Learning a foreign language, advanced mathematics, or how to fly a plane are difficult tasks which most of us would agree should be taught by a qualified professional. Learning to snowboard is no different, yet I never have to look very far on the slopes to see some hapless boyfriend, fiancée, or husband attempting to teach their significant other how to ride. Forget all the technical mumbo-jumbo, the games, drills, and other teaching techniques I've learned as an instructor. The number one thing I've learned over seven years of teaching people to ski and snowboard is never, ever, ever attempt to teach your significant other to ride. The same adage often holds true for parents and children, but the boyfriend/girlfriend combination is almost always more explosive. It's a recipe for disaster that, fortunately, is easily avoided by taking a lesson with a certified professional instructor. That's where AASI (the American Association of Snowboard Instructors) comes in.
AASI's "Go with a Pro" campaign, ostensibly designed to enhance the enjoyment, efficacy and safety of learning to snowboard by encouraging folks to request a certified instructor, may also be designed to save relationships across snow country. By taking a lesson from a true professional (as well as a complete stranger, at least to start), the new snowboarder will receive quality instruction in an environment devoid of the mental pressures that come along with any relationship. The focus in AASI's lessons is solely on progressing at a comfortable pace, without having to worry about appearing inadequate or silly. It should be fairly evident right off the bat why this initial reason is a good thing, but what else does an AASI certified pro offer that others don't?
Certification Makes the Difference
Knowledge, for starters. Whether certified level I, II or III (denoted by bronze, silver and gold pins, respectively), AASI pros have gone through many hours of training and passed rigorous examinations that ensure they are qualified to represent their organization. Once certified, instructors are given access to an online library of teaching materials, member forums, and opportunities to attend further educational clinics. AASI constantly sees to it that their instructors are qualified to teach in much the same way that the PGA continually ensures their golf pros are up to snuff.
The real value of learning from an AASI certified pro, in my opinion, is knowing the lesson will be very similar no matter where it is taught. While it's true that almost every resort offers training to their own instructors, the quality of a lesson taught by a non-certified instructor may vary widely from mountain to mountain. Not so with AASI, which has standardized its teaching techniques nationwide. A lesson taught by an AASI pro at Vail will be very similar to a lesson taught by an AASI pro at Ski Mount Southington, regardless of the fact that Mount Southington possesses less than 1% the acreage of Vail. The real value of "Going with a Pro," so to speak, is consistency.

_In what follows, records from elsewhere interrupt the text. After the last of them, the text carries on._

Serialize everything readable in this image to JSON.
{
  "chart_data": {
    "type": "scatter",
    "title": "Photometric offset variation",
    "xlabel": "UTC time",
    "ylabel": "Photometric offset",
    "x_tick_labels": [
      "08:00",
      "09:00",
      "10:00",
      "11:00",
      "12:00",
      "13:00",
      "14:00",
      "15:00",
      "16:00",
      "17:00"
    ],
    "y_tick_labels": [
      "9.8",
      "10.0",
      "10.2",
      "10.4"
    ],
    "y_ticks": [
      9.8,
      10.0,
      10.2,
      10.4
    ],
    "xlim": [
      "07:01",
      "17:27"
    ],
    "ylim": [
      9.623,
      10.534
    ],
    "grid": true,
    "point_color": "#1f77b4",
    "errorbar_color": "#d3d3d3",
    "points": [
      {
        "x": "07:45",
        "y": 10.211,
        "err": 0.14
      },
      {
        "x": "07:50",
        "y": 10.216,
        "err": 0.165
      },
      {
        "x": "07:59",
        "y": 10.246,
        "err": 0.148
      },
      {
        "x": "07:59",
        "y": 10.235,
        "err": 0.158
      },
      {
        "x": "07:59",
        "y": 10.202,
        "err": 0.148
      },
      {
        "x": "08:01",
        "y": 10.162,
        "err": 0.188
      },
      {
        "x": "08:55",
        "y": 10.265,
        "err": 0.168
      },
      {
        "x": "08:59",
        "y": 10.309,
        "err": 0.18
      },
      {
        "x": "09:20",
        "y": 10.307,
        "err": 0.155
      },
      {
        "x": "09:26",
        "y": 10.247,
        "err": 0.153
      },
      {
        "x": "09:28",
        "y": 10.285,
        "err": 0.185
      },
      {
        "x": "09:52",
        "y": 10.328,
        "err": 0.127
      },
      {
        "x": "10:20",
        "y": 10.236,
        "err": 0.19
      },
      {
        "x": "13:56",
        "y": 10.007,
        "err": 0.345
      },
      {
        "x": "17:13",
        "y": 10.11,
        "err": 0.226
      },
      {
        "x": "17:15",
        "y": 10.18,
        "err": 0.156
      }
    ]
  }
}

At this point, readers might be wondering if anyone has ever successfully taught their significant other to ride. The answer is, of course. I'll leave you with this thought, however - despite having used the line, "I can definitely teach you to snowboard. I am a certified snowboard instructor, after all!," countless times in bars across snow country, I have never taught a significant other to ski or snowboard. Never. I've offered tips and advice here and there, but only after they had been taught by an impartial, certified third party. Even those instances have been few and far between. My girlfriend is herself a certified ski instructor who dabbles in snowboarding, and while we've often joked that I probably could teach her to ride without the two of us trying to kill each other, we've still yet to go through with it. And why would we? As a seven-year veteran instructor, I know several hundred qualified, certified professional snowboard instructors. I let them handle her instruction!